The Bible says a lot about the bond between husband and wife. Ecclesiastes 4:9 tells us that two are better than one, for “if either of them falls down, one can help the other up.” God teaches us to honor our spouses, love them, and uphold them. With a busy lifestyle, it can be easy to push time with your partner aside. You may assume your spouse will always be there, regardless of how much time and energy you dedicate to him or her. Yet pushing your partner to the bottom of your priority list can ultimately drive a wedge between you two – one you may not be able to repair. Here are three ways to make more time for your partner starting right now.
Take Time for Daily Devotions
Attending to daily devotions together is an amazing step on your joint spiritual journeys. Take a few minutes out of your day when you are together – early in the morning before work or before you eat supper as a family. Pray together, holding hands, to make the moment even more powerful. Set aside a specific time of day for devotions, and hold each other to the commitment to Christ. You will both grow to look forward to your devotion time together, to grow as a couple and as disciples of God.
Make your prayer or Bible study time a priority despite demanding schedules, not a luxury for when you have time. You may find you never have time for devotions if it consistently drops off your daily to-do list. You and your partner must truly want to dedicate time every day for devotions to make it work. Otherwise, your hearts won’t be in it and the habit will fade off into nothingness. Speak with your partner and broach the subject of wanting to do daily devotions together. Eventually, this time together will become habitual – the perfect way to grow together and do so in Christ’s light.
Read the Bible Together
What better way to spend time with your partner than to tackle another common resolution – reading the Bible from beginning to end? You and your partner can accomplish both at the same time by reading the Bible together. If you have the leisure of going to bed together without interruptions from children, take turns reading passages or chapters of the Bible aloud to one another before you fall asleep. This is the perfect way to wind down together after a long, busy day, and to go to sleep with God on your mind.

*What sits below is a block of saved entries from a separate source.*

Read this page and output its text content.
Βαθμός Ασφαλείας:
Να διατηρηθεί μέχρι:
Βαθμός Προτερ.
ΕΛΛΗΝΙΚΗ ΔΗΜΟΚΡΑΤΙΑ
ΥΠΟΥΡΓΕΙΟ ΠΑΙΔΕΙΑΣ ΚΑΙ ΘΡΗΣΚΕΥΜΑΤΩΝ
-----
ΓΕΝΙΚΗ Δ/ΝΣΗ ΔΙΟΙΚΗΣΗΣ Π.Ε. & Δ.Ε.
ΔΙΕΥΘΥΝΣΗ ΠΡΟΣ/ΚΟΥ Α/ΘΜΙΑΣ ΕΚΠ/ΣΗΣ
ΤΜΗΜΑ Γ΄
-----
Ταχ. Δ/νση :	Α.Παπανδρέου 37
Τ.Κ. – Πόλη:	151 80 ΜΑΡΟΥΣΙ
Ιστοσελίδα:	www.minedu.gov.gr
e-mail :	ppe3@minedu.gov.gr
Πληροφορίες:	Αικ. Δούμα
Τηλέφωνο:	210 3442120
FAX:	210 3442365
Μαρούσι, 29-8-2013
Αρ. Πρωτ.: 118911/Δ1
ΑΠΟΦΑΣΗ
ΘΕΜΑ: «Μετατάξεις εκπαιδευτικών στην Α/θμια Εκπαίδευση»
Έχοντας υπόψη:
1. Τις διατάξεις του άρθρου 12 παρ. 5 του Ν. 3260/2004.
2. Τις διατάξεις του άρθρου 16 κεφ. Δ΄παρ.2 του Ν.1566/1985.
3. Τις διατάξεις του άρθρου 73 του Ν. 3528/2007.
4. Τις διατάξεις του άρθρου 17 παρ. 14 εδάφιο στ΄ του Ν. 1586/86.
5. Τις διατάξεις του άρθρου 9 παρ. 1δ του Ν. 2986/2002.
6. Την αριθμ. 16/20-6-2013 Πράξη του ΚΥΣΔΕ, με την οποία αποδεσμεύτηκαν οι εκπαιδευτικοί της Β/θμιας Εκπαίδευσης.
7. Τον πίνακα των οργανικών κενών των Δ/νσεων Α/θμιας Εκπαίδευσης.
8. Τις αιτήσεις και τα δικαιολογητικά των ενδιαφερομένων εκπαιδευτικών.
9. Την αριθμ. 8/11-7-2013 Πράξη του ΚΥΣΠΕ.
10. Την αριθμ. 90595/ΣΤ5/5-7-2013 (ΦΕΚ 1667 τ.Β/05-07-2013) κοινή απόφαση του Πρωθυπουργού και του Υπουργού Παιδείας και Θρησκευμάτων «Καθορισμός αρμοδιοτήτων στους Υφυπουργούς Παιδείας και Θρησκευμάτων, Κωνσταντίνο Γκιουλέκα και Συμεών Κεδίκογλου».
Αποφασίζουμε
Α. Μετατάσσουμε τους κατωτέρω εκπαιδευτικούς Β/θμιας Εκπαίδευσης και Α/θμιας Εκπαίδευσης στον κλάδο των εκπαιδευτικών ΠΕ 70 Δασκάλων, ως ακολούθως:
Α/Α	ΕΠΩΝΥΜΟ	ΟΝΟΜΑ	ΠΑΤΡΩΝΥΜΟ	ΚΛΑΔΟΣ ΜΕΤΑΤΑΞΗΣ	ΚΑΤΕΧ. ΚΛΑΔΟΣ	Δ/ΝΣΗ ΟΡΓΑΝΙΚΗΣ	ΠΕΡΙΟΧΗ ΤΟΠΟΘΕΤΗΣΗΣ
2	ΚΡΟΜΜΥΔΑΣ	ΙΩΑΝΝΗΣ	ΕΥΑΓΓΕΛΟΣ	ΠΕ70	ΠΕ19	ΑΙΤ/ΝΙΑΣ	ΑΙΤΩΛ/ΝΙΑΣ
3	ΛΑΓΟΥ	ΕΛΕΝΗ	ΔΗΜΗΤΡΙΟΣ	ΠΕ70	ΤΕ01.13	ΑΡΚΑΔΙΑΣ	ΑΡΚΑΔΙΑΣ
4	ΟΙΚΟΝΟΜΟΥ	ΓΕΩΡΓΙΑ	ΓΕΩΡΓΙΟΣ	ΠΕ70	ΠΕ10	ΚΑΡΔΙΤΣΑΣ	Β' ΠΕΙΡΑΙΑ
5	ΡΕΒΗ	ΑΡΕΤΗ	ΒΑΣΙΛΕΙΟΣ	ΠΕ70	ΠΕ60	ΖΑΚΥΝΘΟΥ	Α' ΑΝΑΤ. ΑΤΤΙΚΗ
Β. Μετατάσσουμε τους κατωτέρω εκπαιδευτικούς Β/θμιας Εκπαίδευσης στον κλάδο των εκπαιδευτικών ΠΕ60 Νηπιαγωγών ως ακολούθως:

If you don’t have time to sit and read with your spouse, try to fit in Bible readings in other ways. Read excerpts aloud while your partner drives, does household chores, or cooks dinner. You can also read the Bible separately on your own time, then come together a few times a week to discuss what you both read. Create chapter goals and accomplish them together, even if you have to read during your lunch break at work and your spouse reads at home with the kids. Reading the Bible together can be fun and spiritually fulfilling.
Be Flexible and Forgiving
It can be easy to give up or point the finger at your partner if he or she consistently has to cancel plans with you – or vice versa. Yet throwing in the towel will not help your relationship. Instead of getting angry with your spouse for his or her busy schedule, strive to be flexible and forgiving. If a certain date or time continuously doesn’t work out, try switching it up. For example, if you’ve tried to arrange a Friday date night in the past but your partner consistently has to cancel for work, try for a Sunday breakfast instead.
Going out of your way to make your own schedule flexible and to forgive your partner for having to cancel can encourage an environment of give and take. It can show your partner that you are willing to do anything to make time for him or her. It’s important to note, however, that you should not be the only one willing to be flexible and forgiving. It takes two to make a relationship work. Show your partner that spending time together is an important aspect of a healthy, happy relationship, and that you need him or her to meet you halfway.
A common trait among all great marriages is going out of your way to spend time with one another. Even in the face of hectic schedules, raising children, and full-time jobs, it is critical to find time to spend with your partner for a happy and healthy relationship.